An Eye for an Eye: Capital Punishment
Life is sacred, and it is nearly impossible to put value to something as priceless as the miracle of life. There have been many debates and controversy concerning the value of life; a lot of speculation as to who can say it may be taken away from someone. What needs to be questioned is our morality. This issue needs to be looked at closely, because there are only two sides of the spectrum, and the only options are life and death. Capital punishment should not be deemed frivolous. It is one of the most important debates known to humankind.
There are two parties in this debate, which are Retributivists and Abolitionists. Retributivists are for the death penalty, whereas Abolitionists are against it. The party that believes in capital punishment believe in lex talionis or “an eye for an eye” punishment. They reason that if a person takes the life of another, then they should lose their life as a result. And the Abolitionists oppose this belief stating that it violates the right to life. There is a lot to factor in. Both groups state their claims, but who makes a better point?
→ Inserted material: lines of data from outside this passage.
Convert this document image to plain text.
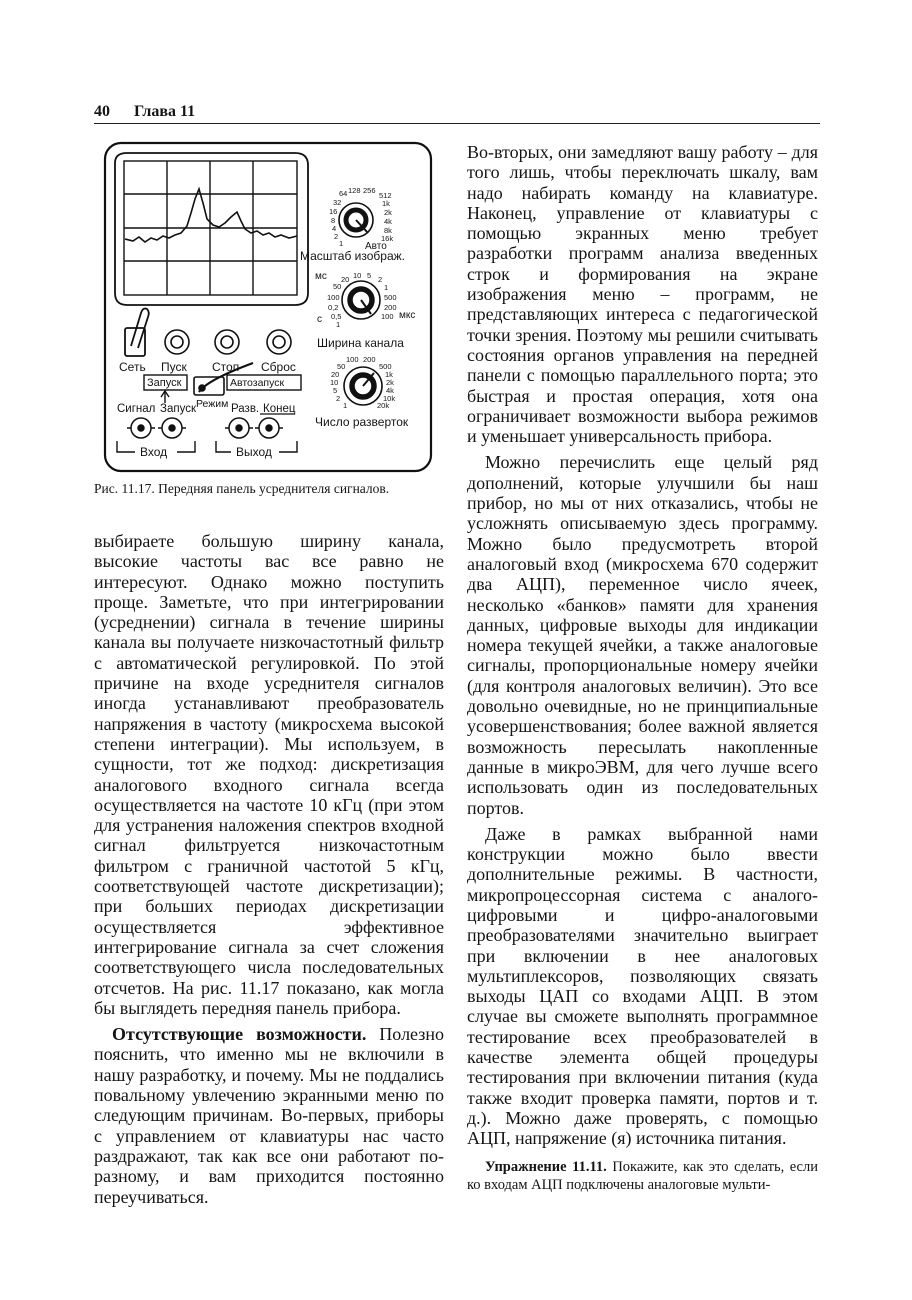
40 Глава 11
64 128 256
512
32	1k
16	2k
8	4k
4	8k
2	16k
1 Авто
Масштаб изображ.
мс
мкс
20 10 5 2
50	1
100	500
0,2	200
0,5	100
1
c
Ширина канала
100 200
50	500
20	1k
10	2k
5	4k
2	10k
1	20k
Число разверток
Сеть Пуск Стоп Сброс
Запуск	Автозапуск
Режим
Сигнал Запуск	Разв. Конец
Вход	Выход
Рис. 11.17. Передняя панель усреднителя сигналов.

выбираете большую ширину канала, высокие частоты вас все равно не интересуют. Однако можно поступить проще. Заметьте, что при интегрировании (усреднении) сигнала в течение ширины канала вы получаете низкочастотный фильтр с автоматической регулировкой. По этой причине на входе усреднителя сигналов иногда устанавливают преобразователь напряжения в частоту (микросхема высокой степени интеграции). Мы используем, в сущности, тот же подход: дискретизация аналогового входного сигнала всегда осуществляется на частоте 10 кГц (при этом для устранения наложения спектров входной сигнал фильтруется низкочастотным фильтром с граничной частотой 5 кГц, соответствующей частоте дискретизации); при больших периодах дискретизации осуществляется эффективное интегрирование сигнала за счет сложения соответствующего числа последовательных отсчетов. На рис. 11.17 показано, как могла бы выглядеть передняя панель прибора.

Отсутствующие возможности. Полезно пояснить, что именно мы не включили в нашу разработку, и почему. Мы не поддались повальному увлечению экранными меню по следующим причинам. Во-первых, приборы с управлением от клавиатуры нас часто раздражают, так как все они работают по-разному, и вам приходится постоянно переучиваться.

Во-вторых, они замедляют вашу работу – для того лишь, чтобы переключать шкалу, вам надо набирать команду на клавиатуре. Наконец, управление от клавиатуры с помощью экранных меню требует разработки программ анализа введенных строк и формирования на экране изображения меню – программ, не представляющих интереса с педагогической точки зрения. Поэтому мы решили считывать состояния органов управления на передней панели с помощью параллельного порта; это быстрая и простая операция, хотя она ограничивает возможности выбора режимов и уменьшает универсальность прибора.

Можно перечислить еще целый ряд дополнений, которые улучшили бы наш прибор, но мы от них отказались, чтобы не усложнять описываемую здесь программу. Можно было предусмотреть второй аналоговый вход (микросхема 670 содержит два АЦП), переменное число ячеек, несколько «банков» памяти для хранения данных, цифровые выходы для индикации номера текущей ячейки, а также аналоговые сигналы, пропорциональные номеру ячейки (для контроля аналоговых величин). Это все довольно очевидные, но не принципиальные усовершенствования; более важной является возможность пересылать накопленные данные в микроЭВМ, для чего лучше всего использовать один из последовательных портов.

Даже в рамках выбранной нами конструкции можно было ввести дополнительные режимы. В частности, микропроцессорная система с аналого-цифровыми и цифро-аналоговыми преобразователями значительно выиграет при включении в нее аналоговых мультиплексоров, позволяющих связать выходы ЦАП со входами АЦП. В этом случае вы сможете выполнять программное тестирование всех преобразователей в качестве элемента общей процедуры тестирования при включении питания (куда также входит проверка памяти, портов и т. д.). Можно даже проверять, с помощью АЦП, напряжение (я) источника питания.

Упражнение 11.11. Покажите, как это сделать, если ко входам АЦП подключены аналоговые мульти-
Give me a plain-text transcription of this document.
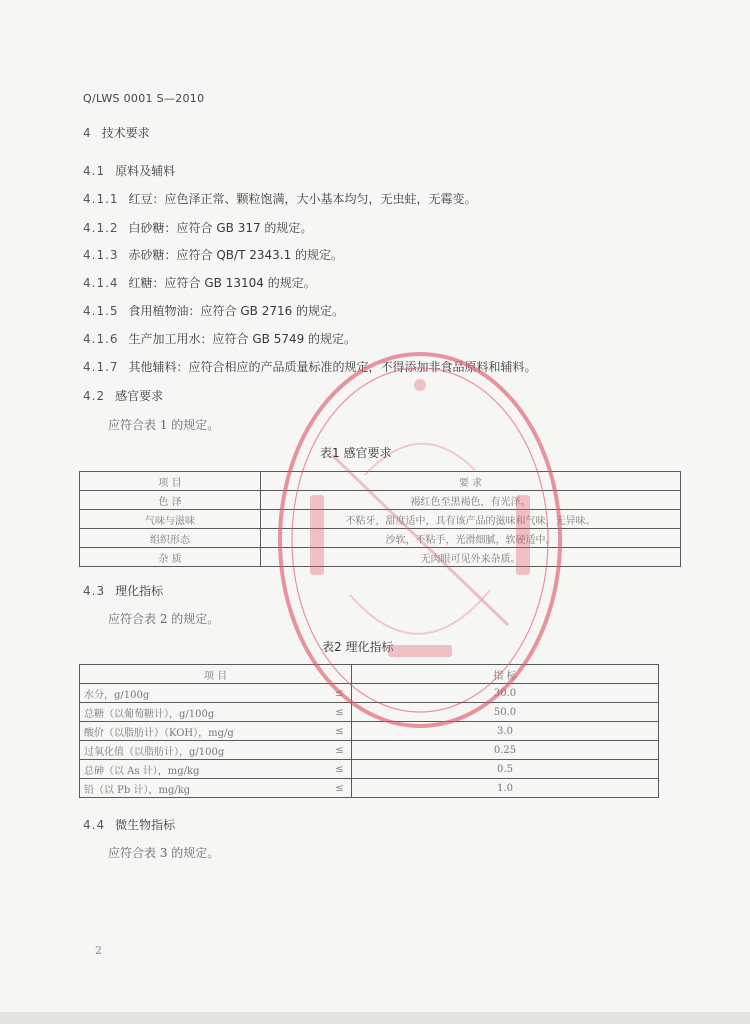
Q/LWS 0001 S—2010
4 技术要求
4.1 原料及辅料
4.1.1 红豆：应色泽正常、颗粒饱满，大小基本均匀，无虫蛀，无霉变。
4.1.2 白砂糖：应符合 GB 317 的规定。
4.1.3 赤砂糖：应符合 QB/T 2343.1 的规定。
4.1.4 红糖：应符合 GB 13104 的规定。
4.1.5 食用植物油：应符合 GB 2716 的规定。
4.1.6 生产加工用水：应符合 GB 5749 的规定。
4.1.7 其他辅料：应符合相应的产品质量标准的规定，不得添加非食品原料和辅料。
4.2 感官要求
应符合表 1 的规定。
表1 感官要求
项 目	要 求
色 泽	褐红色至黑褐色，有光泽。
气味与滋味	不粘牙，甜度适中，具有该产品的滋味和气味，无异味。
组织形态	沙软，不粘手，光滑细腻，软硬适中。
杂 质	无肉眼可见外来杂质。
4.3 理化指标
应符合表 2 的规定。
表2 理化指标
项 目		指 标
水分，g/100g	≤	30.0
总糖（以葡萄糖计），g/100g	≤	50.0
酸价（以脂肪计）（KOH），mg/g	≤	3.0
过氧化值（以脂肪计），g/100g	≤	0.25
总砷（以 As 计），mg/kg	≤	0.5
铅（以 Pb 计），mg/kg	≤	1.0
4.4 微生物指标
应符合表 3 的规定。
2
I personally do not believe in the death penalty. There are a few reasons why I would consider myself a part of the Abolitionist party. First, to me, it seems unjust to have say over who should live and who should die. Second, there can be innocent lives at stake; not every person convicted is guilty. And lastly, I believe that humans are capable of making mistakes, even if it conflicts with societies moral standards. This is where the controversy lies. It is hard to speak for an entire nation, and even a ruling this extraordinary to be decided through a group of peers. I do not believe something of this stature should be decided through one group of people who were decided by a judicial system. Unfortunately many people are bias in certain areas of the law. A gun supporter might think differently than someone who opposes firearms, a right-wing conservative might find abortion to be blasphemy, whereas a liberal might see it differently. This is one main reason why the death penalty is such a huge issue. It will always have people clamoring for a specific side. There will never be a straight-forward consensus.
Remember that by supporting the death penalty, a person must inherently support lex talionis. By this measure, these people must believe in the Equal Punishment Principle that states that every criminal should be punished according to the crime they committed. Therefore, rapists should be raped, torturers tortured and kidnappers kidnapped. This can also be applied to the concept of life in general. Euthanasia is illegal, and that is personal choice, but when we consider a crime, no matter how severe, we might have the opportunity to sentence a person to death. That to me is the most influential idea, and if not an idea, at least something to put capital punishment into perspective. A human life is sacred, and I do not think anyone is in the position of saying who may live theirs and who may not.